I have a query something like this:
SELECT product_id,
site,
category_id,
session_time,
sum(cast(coalesce("#clicks",
0) AS bigint)) AS clicks
FROM df
WHERE site IN ('com', 'co')
AND session_time = DATE('2020-02-27')
GROUP BY product_id, site, session_time, category_id
ORDER BY clicks desc
LIMIT 10
But now, I want to see the top 10 product_id for each site and category_id based on the clicks. When I write the LIMIT function, it only shows the top 10 products but it does not group it by category_id and shop_id.
How can I do this?
Use window functions.
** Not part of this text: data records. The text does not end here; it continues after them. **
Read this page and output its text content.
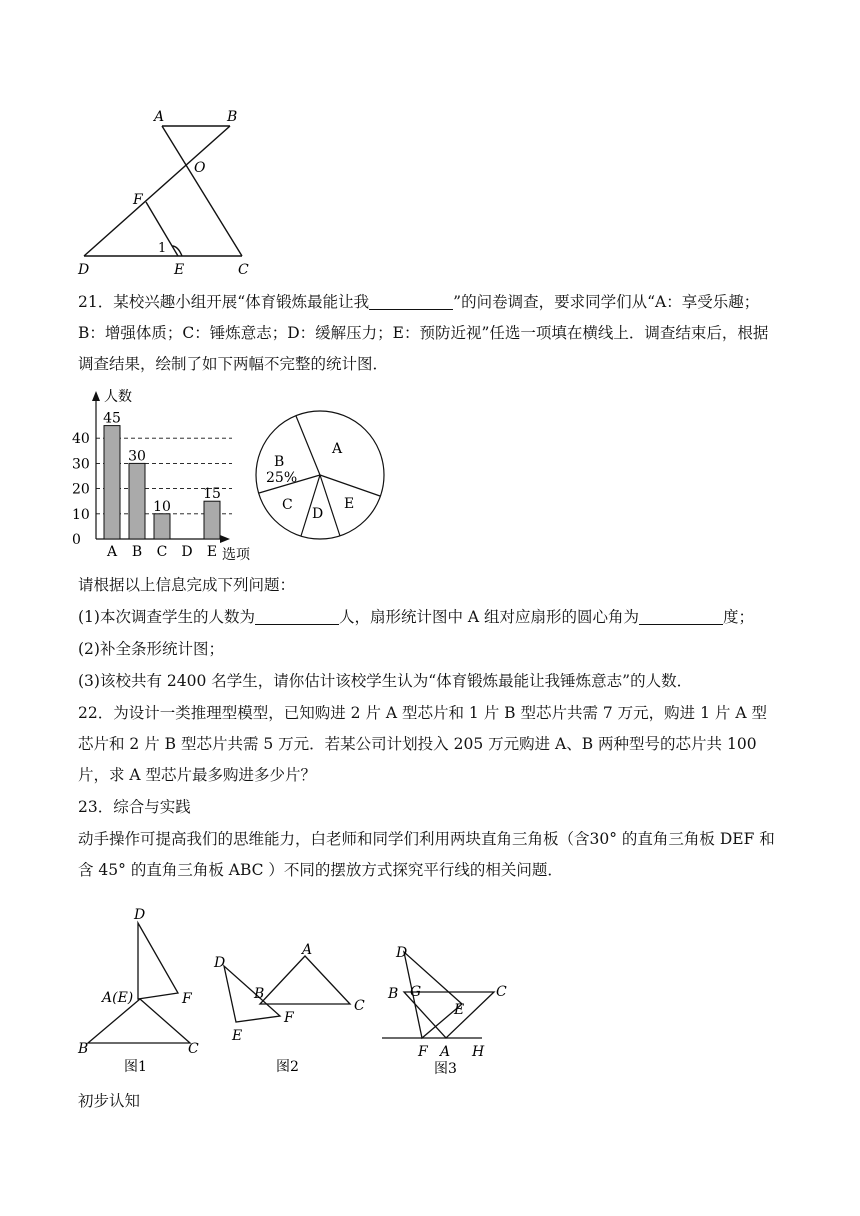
A	B
O
F
1
D	E	C
21．某校兴趣小组开展“体育锻炼最能让我	”的问卷调查，要求同学们从“A：享受乐趣；B：增强体质；C：锤炼意志；D：缓解压力；E：预防近视”任选一项填在横线上．调查结束后，根据调查结果，绘制了如下两幅不完整的统计图．
人数
选项
0
10
20
30
40
45
A
30
B
10
C D
15
E
A
B
25%
C
D
E
请根据以上信息完成下列问题：
(1)本次调查学生的人数为	人，扇形统计图中 A 组对应扇形的圆心角为	度；
(2)补全条形统计图；
(3)该校共有 2400 名学生，请你估计该校学生认为“体育锻炼最能让我锤炼意志”的人数．
22．为设计一类推理型模型，已知购进 2 片 A 型芯片和 1 片 B 型芯片共需 7 万元，购进 1 片 A 型芯片和 2 片 B 型芯片共需 5 万元．若某公司计划投入 205 万元购进 A、B 两种型号的芯片共 100 片，求 A 型芯片最多购进多少片？
23．综合与实践
动手操作可提高我们的思维能力，白老师和同学们利用两块直角三角板（含30° 的直角三角板 DEF 和含 45° 的直角三角板 ABC ）不同的摆放方式探究平行线的相关问题．
D
A(E)	F
B	C
图1
D
A
B
C
F
E
图2
D
B G	C
E
F A H
图3
初步认知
You can RANK()
records by descending clicks
within site
/category
partitions in a subquery, and then filter in the outer query:
SELECT *
FROM (
SELECT
product_id,
site,
category_id,
session_time,
SUM("#clicks") clicks,
RANK() OVER(PARTITION BY site, category_id ORDER BY sum("#clicks") DESC) rn
FROM df
WHERE
site IN ('com', 'co')
AND session_time = DATE('2020-02-27')
GROUP BY product_id, site, session_time, category_id
) t
WHERE rn <= 10
ORDER BY site, category, clicks desc
I am unclear on why you need the coalesce()
/cast()
logic in the sum()
(just like other aggregate functions, sum()
ignore null
values, and it seems like #clicks
is a number already), so I removed it - you can add it back if you do need it, for some reason that I could not think of.